26 Nov Sleep deprivation’s big effect on placekeeping.
A lot of research has focused on the ill effects of not obtaining enough sleep the night before on someone’s daily functioning with the general consensus being poor sleep equalling a bad day. New research has focused on sleep deprivation and its effect on placekeeping, which is the ability to complete a series of steps without losing one’s place, regardless of any potential interruptions.
Originally published in the Journal of Experimental Psychology, the Michigan State University’s Sleep and Learn Lab has conducted a study which has focused specifically on the effects of sleep deprivation and one’s ability to placekeep properly. A total of 138 people were involved in the study where they took two separate cognitive tasks, both in the evening and the following morning following an overnight sleep assessment. These cognitive tasks looked at measuring the reaction time to a stimulus and the other looked at a person’s ability to maintain their step in a series of steps without omitting or repeating a step – with interruptions occurring. 77 participants remained awake the entire night whereas the other 61 went home to sleep.

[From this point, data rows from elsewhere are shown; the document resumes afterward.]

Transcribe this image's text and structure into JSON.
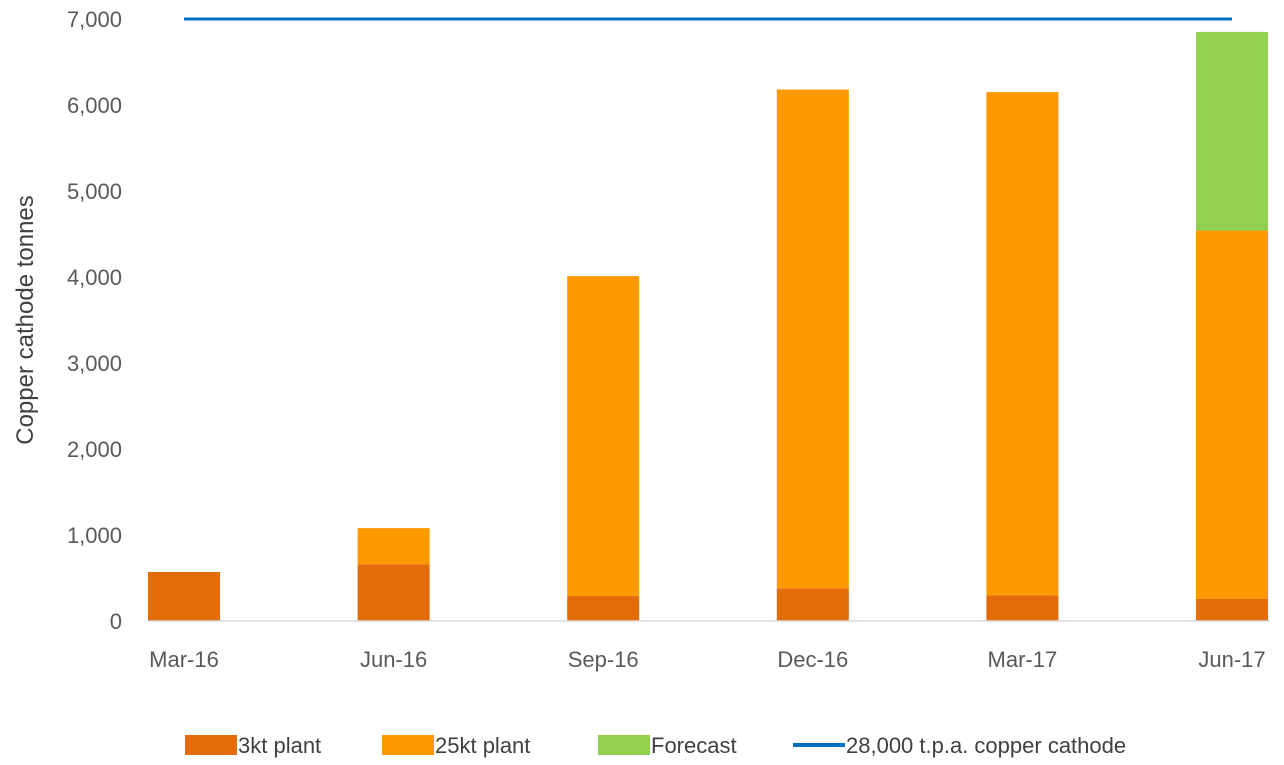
{
  "chart_data": {
    "type": "bar",
    "stacked": true,
    "title": "",
    "xlabel": "",
    "ylabel": "Copper cathode tonnes",
    "ylim": [
      0,
      7000
    ],
    "yticks": [
      0,
      1000,
      2000,
      3000,
      4000,
      5000,
      6000,
      7000
    ],
    "ytick_labels": [
      "0",
      "1,000",
      "2,000",
      "3,000",
      "4,000",
      "5,000",
      "6,000",
      "7,000"
    ],
    "categories": [
      "Mar-16",
      "Jun-16",
      "Sep-16",
      "Dec-16",
      "Mar-17",
      "Jun-17"
    ],
    "series": [
      {
        "name": "3kt plant",
        "color": "#E36C0A",
        "values": [
          570,
          660,
          290,
          380,
          300,
          260
        ]
      },
      {
        "name": "25kt plant",
        "color": "#FF9900",
        "values": [
          0,
          420,
          3720,
          5800,
          5850,
          4280
        ]
      },
      {
        "name": "Forecast",
        "color": "#92D050",
        "values": [
          0,
          0,
          0,
          0,
          0,
          2310
        ]
      }
    ],
    "reference_line": {
      "name": "28,000 t.p.a. copper cathode",
      "color": "#0070C0",
      "value": 7000
    },
    "grid": false,
    "legend_position": "bottom"
  }
}
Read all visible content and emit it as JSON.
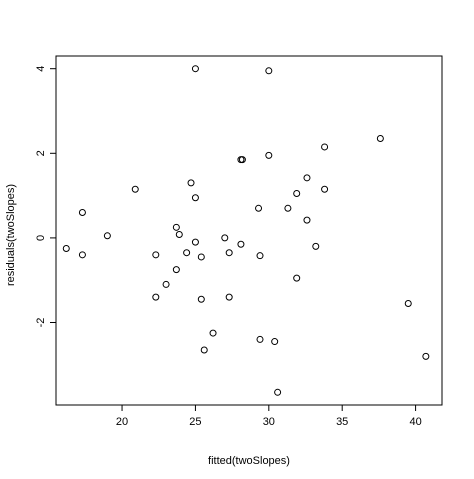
{
  "chart_data": {
    "type": "scatter",
    "title": "",
    "xlabel": "fitted(twoSlopes)",
    "ylabel": "residuals(twoSlopes)",
    "xlim": [
      15.5,
      41.8
    ],
    "ylim": [
      -3.95,
      4.3
    ],
    "xticks": [
      20,
      25,
      30,
      35,
      40
    ],
    "yticks": [
      -2,
      0,
      2,
      4
    ],
    "xtick_labels": [
      "20",
      "25",
      "30",
      "35",
      "40"
    ],
    "ytick_labels": [
      "-2",
      "0",
      "2",
      "4"
    ],
    "grid": false,
    "legend": "none",
    "marker": "open-circle",
    "color": "#000000",
    "points": [
      {
        "x": 16.2,
        "y": -0.25
      },
      {
        "x": 17.3,
        "y": 0.6
      },
      {
        "x": 17.3,
        "y": -0.4
      },
      {
        "x": 19.0,
        "y": 0.05
      },
      {
        "x": 20.9,
        "y": 1.15
      },
      {
        "x": 22.3,
        "y": -0.4
      },
      {
        "x": 22.3,
        "y": -1.4
      },
      {
        "x": 23.0,
        "y": -1.1
      },
      {
        "x": 23.7,
        "y": 0.25
      },
      {
        "x": 23.7,
        "y": -0.75
      },
      {
        "x": 23.9,
        "y": 0.08
      },
      {
        "x": 24.4,
        "y": -0.35
      },
      {
        "x": 24.7,
        "y": 1.3
      },
      {
        "x": 25.0,
        "y": 0.95
      },
      {
        "x": 25.0,
        "y": -0.1
      },
      {
        "x": 25.0,
        "y": 4.0
      },
      {
        "x": 25.4,
        "y": -0.45
      },
      {
        "x": 25.4,
        "y": -1.45
      },
      {
        "x": 25.6,
        "y": -2.65
      },
      {
        "x": 26.2,
        "y": -2.25
      },
      {
        "x": 27.0,
        "y": 0.0
      },
      {
        "x": 27.3,
        "y": -0.35
      },
      {
        "x": 27.3,
        "y": -1.4
      },
      {
        "x": 28.1,
        "y": -0.15
      },
      {
        "x": 28.1,
        "y": 1.85
      },
      {
        "x": 28.2,
        "y": 1.85
      },
      {
        "x": 29.3,
        "y": 0.7
      },
      {
        "x": 29.4,
        "y": -0.42
      },
      {
        "x": 29.4,
        "y": -2.4
      },
      {
        "x": 30.0,
        "y": 3.95
      },
      {
        "x": 30.0,
        "y": 1.95
      },
      {
        "x": 30.4,
        "y": -2.45
      },
      {
        "x": 30.6,
        "y": -3.65
      },
      {
        "x": 31.3,
        "y": 0.7
      },
      {
        "x": 31.9,
        "y": 1.05
      },
      {
        "x": 31.9,
        "y": -0.95
      },
      {
        "x": 32.6,
        "y": 1.42
      },
      {
        "x": 32.6,
        "y": 0.42
      },
      {
        "x": 33.2,
        "y": -0.2
      },
      {
        "x": 33.8,
        "y": 2.15
      },
      {
        "x": 33.8,
        "y": 1.15
      },
      {
        "x": 37.6,
        "y": 2.35
      },
      {
        "x": 39.5,
        "y": -1.55
      },
      {
        "x": 40.7,
        "y": -2.8
      }
    ]
  }
}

Researchers found the results to the cognitive tasks did not differ much between night and morning for those who had a good night’s sleep whereas those who did not sleep through the night, their error rate doubled during the morning tasks (15% to 30%).
The study confirms the pre-existing thought that poor sleep negatively impacts one’s daily functions the following day but specifically for sleep deprivation and placekeeping abilities, it is heavily affected. Researchers give the example of a sleep deprived doctor being able to sufficiently perform routine tasks as checking vitals but their performance could be heavily hindered during a complex surgery that requires multiple, in-depth steps.